A few seconds later, Hilly said, “Daddy?”
“Scout, about this Australia thing — ”
“Mom?” Hilly said, interrupting. “Hang up the phone.” She waited, then said to me, “Do you think she’s listening in?”
“Probably,” I said. There was a hard click. It might have been Linda’s teeth snapping together, though. “Look, Hilly — ”
“I don’t want to go to Australia,” Hilly interrupted again. “I want to come and live with you.”
“Okay, fine.”
“Really?”
“Sure. But hear me out, okay?”
“All right,” she agreed warily.
“Someday you’ll regret not going to Australia with your mother.”
“No, I won’t.”
“Yes,” I said. “You will. Trust me. When you’re older, you’ll regret all kinds of missed opportunities. This will be one of them.”
“How do you know?” she challenged.
“Because I do. Regret things, I mean.”
“Like what?”
“That’s not important,” I said.
“So what you’re saying is you really don’t want me to come and stay with you?”
“No, that’s not what I’m saying at all. All I said was that someday you’ll regret not going to Australia. Of course,” I added, “if you do go to Australia, you might someday regret not spending the year with me.” There was an angry hiss and a harder click as my former spouse banged down the phone.
“I knew she was listening in,” Hilly said.
“Weren’t you?”
“Yah, well,” she admitted. “So, I can stay with you?”
“Yes, you can stay with me.”
“Beatrix too?”
“Beatrix too,” I said. Beatrix was Hilly’s pet ferret, a sort of domesticated weasel. Cute, insatiably curious, but a domesticated weasel nonetheless. I wondered what I was letting myself in for.
“Oh, thank you, Daddy,” Hilly said. “Love you big time.”
Okay, maybe it wouldn’t be so bad after all.

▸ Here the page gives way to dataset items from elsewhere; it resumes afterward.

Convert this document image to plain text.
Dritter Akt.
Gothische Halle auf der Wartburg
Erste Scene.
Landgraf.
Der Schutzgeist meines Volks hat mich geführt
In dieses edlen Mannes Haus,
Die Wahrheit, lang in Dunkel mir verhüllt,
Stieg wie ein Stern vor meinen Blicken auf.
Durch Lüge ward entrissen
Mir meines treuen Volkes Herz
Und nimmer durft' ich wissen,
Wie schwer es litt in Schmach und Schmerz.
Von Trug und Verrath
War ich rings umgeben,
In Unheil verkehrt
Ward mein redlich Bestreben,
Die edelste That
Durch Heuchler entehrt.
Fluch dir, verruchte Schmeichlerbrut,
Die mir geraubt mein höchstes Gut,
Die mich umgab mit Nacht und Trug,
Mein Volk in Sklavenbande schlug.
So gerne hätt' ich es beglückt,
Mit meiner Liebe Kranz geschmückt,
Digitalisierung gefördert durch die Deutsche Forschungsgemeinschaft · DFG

Sea Village is a community of a dozen or so floating homes moored two deep along the quay between the Granville Island Hotel and the Emily Carr Institute of Art and Design, next to the Pelican Bay Marina. Some people, even some Sea Villagers, who should know better, insist on calling them houseboats, but houseboats are boats, and floating homes aren’t, even though they must be registered as such. A boat has a motor and a rudder and you can unhook it from the utilities and sail off into the sunset. Floating homes are houses that just happen to float, courtesy of the ferroconcrete hulls upon which they are built.

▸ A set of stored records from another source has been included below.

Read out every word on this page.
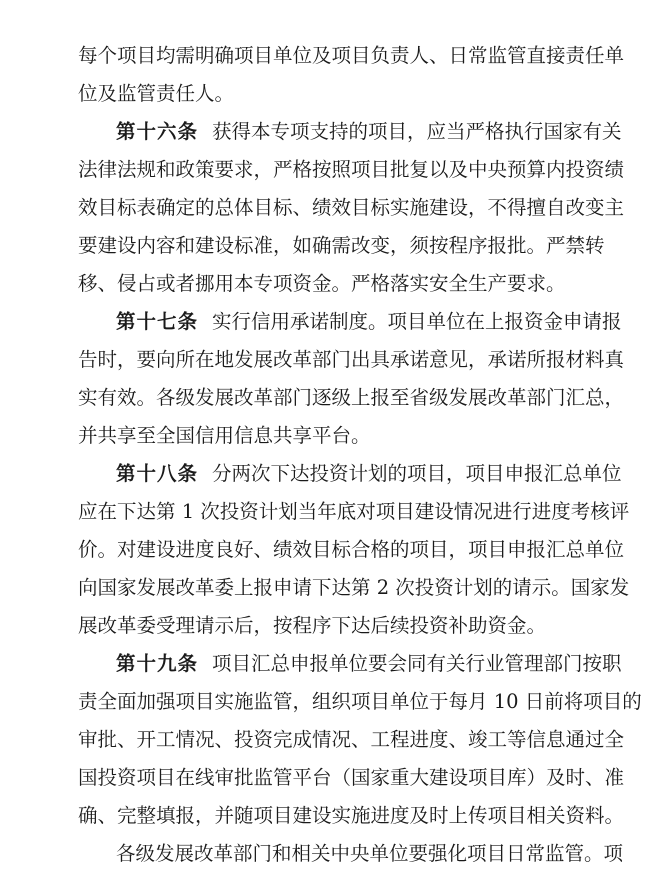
每个项目均需明确项目单位及项目负责人、日常监管直接责任单
位及监管责任人。
第十六条 获得本专项支持的项目，应当严格执行国家有关
法律法规和政策要求，严格按照项目批复以及中央预算内投资绩
效目标表确定的总体目标、绩效目标实施建设，不得擅自改变主
要建设内容和建设标准，如确需改变，须按程序报批。严禁转
移、侵占或者挪用本专项资金。严格落实安全生产要求。
第十七条 实行信用承诺制度。项目单位在上报资金申请报
告时，要向所在地发展改革部门出具承诺意见，承诺所报材料真
实有效。各级发展改革部门逐级上报至省级发展改革部门汇总，
并共享至全国信用信息共享平台。
第十八条 分两次下达投资计划的项目，项目申报汇总单位
应在下达第 1 次投资计划当年底对项目建设情况进行进度考核评
价。对建设进度良好、绩效目标合格的项目，项目申报汇总单位
向国家发展改革委上报申请下达第 2 次投资计划的请示。国家发
展改革委受理请示后，按程序下达后续投资补助资金。
第十九条 项目汇总申报单位要会同有关行业管理部门按职
责全面加强项目实施监管，组织项目单位于每月 10 日前将项目的
审批、开工情况、投资完成情况、工程进度、竣工等信息通过全
国投资项目在线审批监管平台（国家重大建设项目库）及时、准
确、完整填报，并随项目建设实施进度及时上传项目相关资料。
各级发展改革部门和相关中央单位要强化项目日常监管。项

Mine was one of the smaller ones, in appearance not unlike a New England two-storey wood-frame cottage, except it was painted forest green and the roof was mostly flat and surrounded by a cedar railing. There was a kitchen, dining room, living room, and powder room on the first floor, and three bedrooms and full bath on the second floor. None of the rooms was large and there was no basement; however, there was a bilge in which you could store things that didn’t mind the damp. I’d lived in it for six years. For four of those years I’d paid a nominal rent to Howie Silverman, a friend and retired real estate developer, currently residing in Fort Lauderdale, plus the taxes, mooring fees, utilities, maintenance, and insurance. Two years before, though, I had purchased it (and Howie’s share in Sea Village Inc.) for, well, not a song exactly, but Howie had taken pity on me after my insurance carrier had gone south and I’d had to pony up a small fortune in repairs when a deadhead (not a Grateful Dead fan; a semi-saturated log that floats more or less vertically below the surface of the water) had cracked the hull when the tide had gone out.

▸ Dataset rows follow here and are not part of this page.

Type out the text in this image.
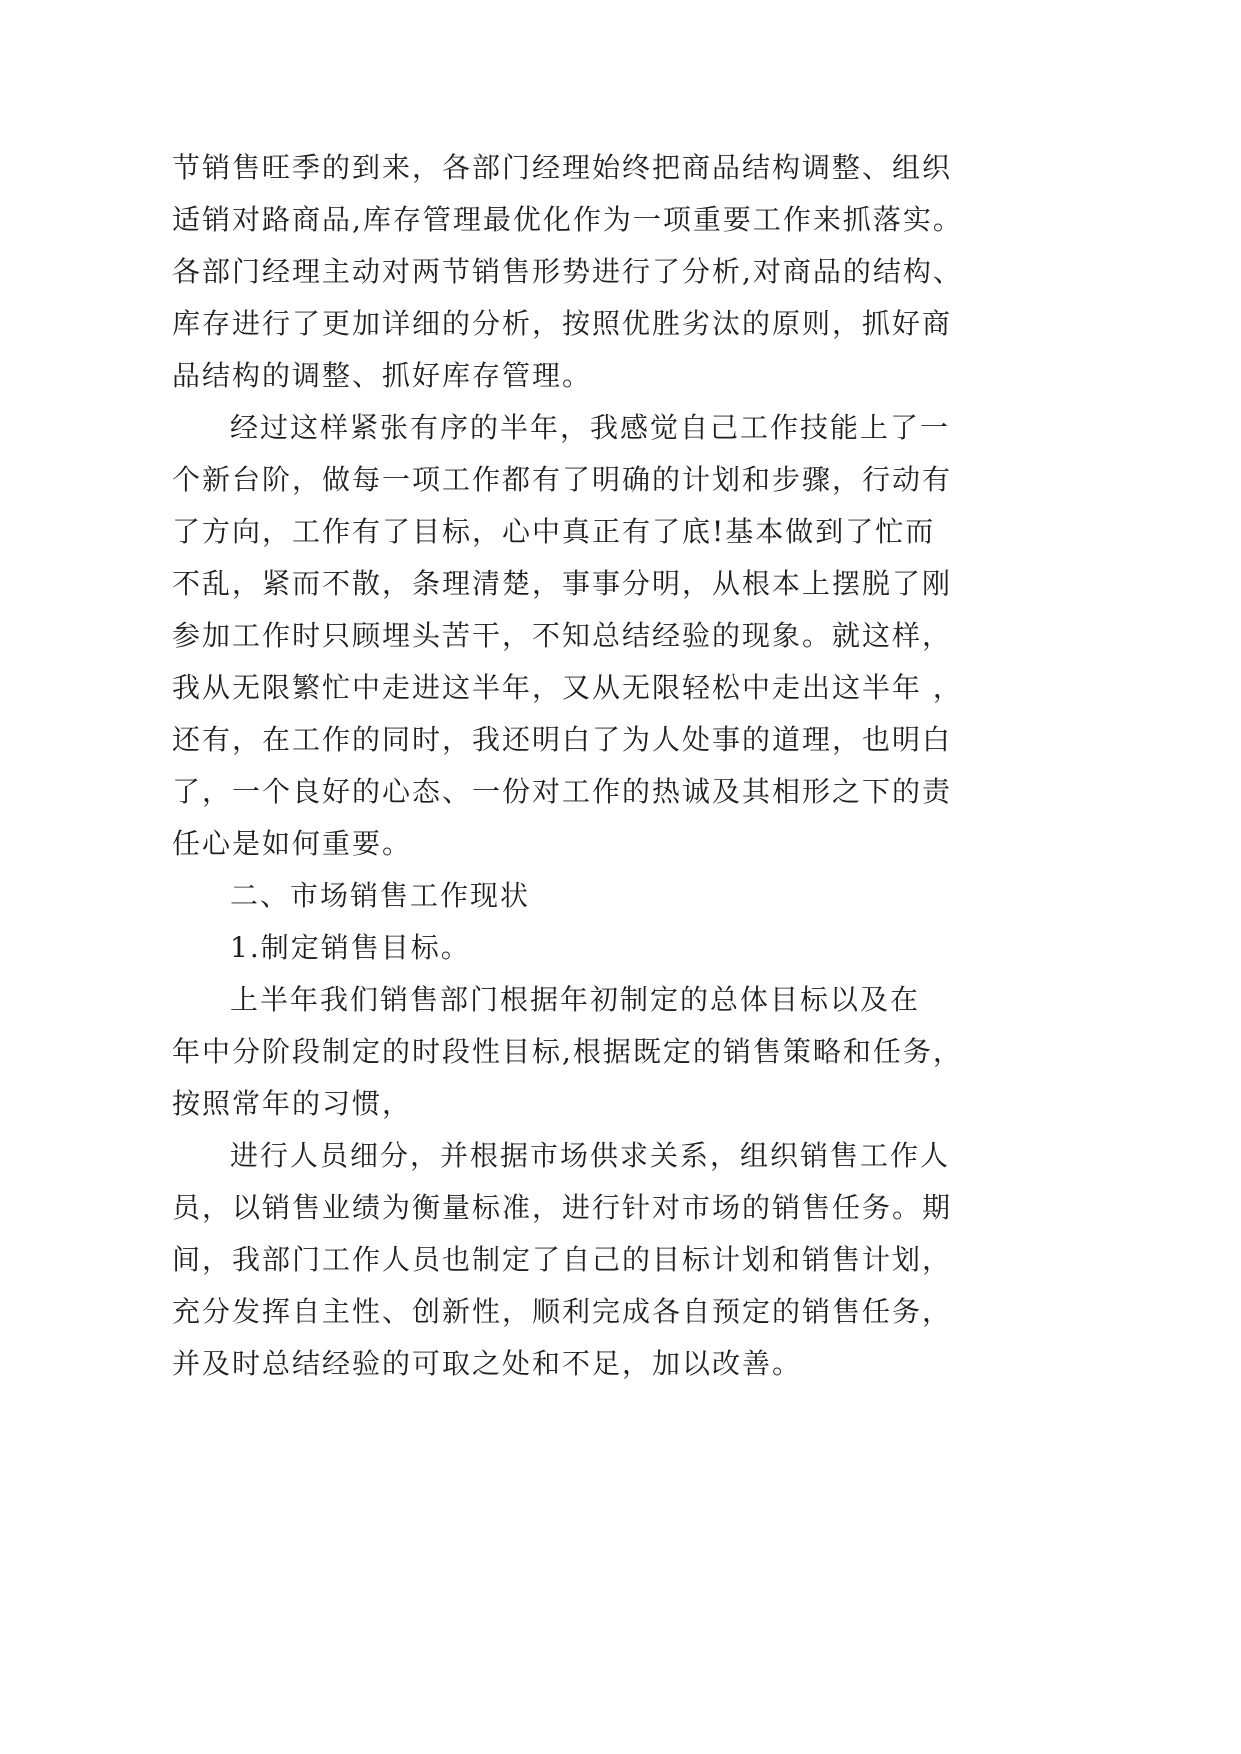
节销售旺季的到来，各部门经理始终把商品结构调整、组织
适销对路商品,库存管理最优化作为一项重要工作来抓落实。
各部门经理主动对两节销售形势进行了分析,对商品的结构、
库存进行了更加详细的分析，按照优胜劣汰的原则，抓好商
品结构的调整、抓好库存管理。
经过这样紧张有序的半年，我感觉自己工作技能上了一
个新台阶，做每一项工作都有了明确的计划和步骤，行动有
了方向，工作有了目标，心中真正有了底!基本做到了忙而
不乱，紧而不散，条理清楚，事事分明，从根本上摆脱了刚
参加工作时只顾埋头苦干，不知总结经验的现象。就这样，
我从无限繁忙中走进这半年，又从无限轻松中走出这半年 ，
还有，在工作的同时，我还明白了为人处事的道理，也明白
了，一个良好的心态、一份对工作的热诚及其相形之下的责
任心是如何重要。
二、市场销售工作现状
1.制定销售目标。
上半年我们销售部门根据年初制定的总体目标以及在
年中分阶段制定的时段性目标,根据既定的销售策略和任务，
按照常年的习惯，
进行人员细分，并根据市场供求关系，组织销售工作人
员，以销售业绩为衡量标准，进行针对市场的销售任务。期
间，我部门工作人员也制定了自己的目标计划和销售计划，
充分发挥自主性、创新性，顺利完成各自预定的销售任务，
并及时总结经验的可取之处和不足，加以改善。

Immediately across the finger dock from my house was Daniel Wu’s house. It was almost twice as big as mine, not the largest house in Sea Village, but a close second. Daniel was an architect, diminutive and sixty-odd years old, and one of my closest friends. We were sitting in his roof garden, surrounded by a small jungle of greenery. The sun had just gone down over the Granville Street Bridge, which loomed high over the western half of Granville Island, and I had just finished telling Daniel about finding the dead man on my roof deck.
“Never a dull moment, eh, Thomas?” he said.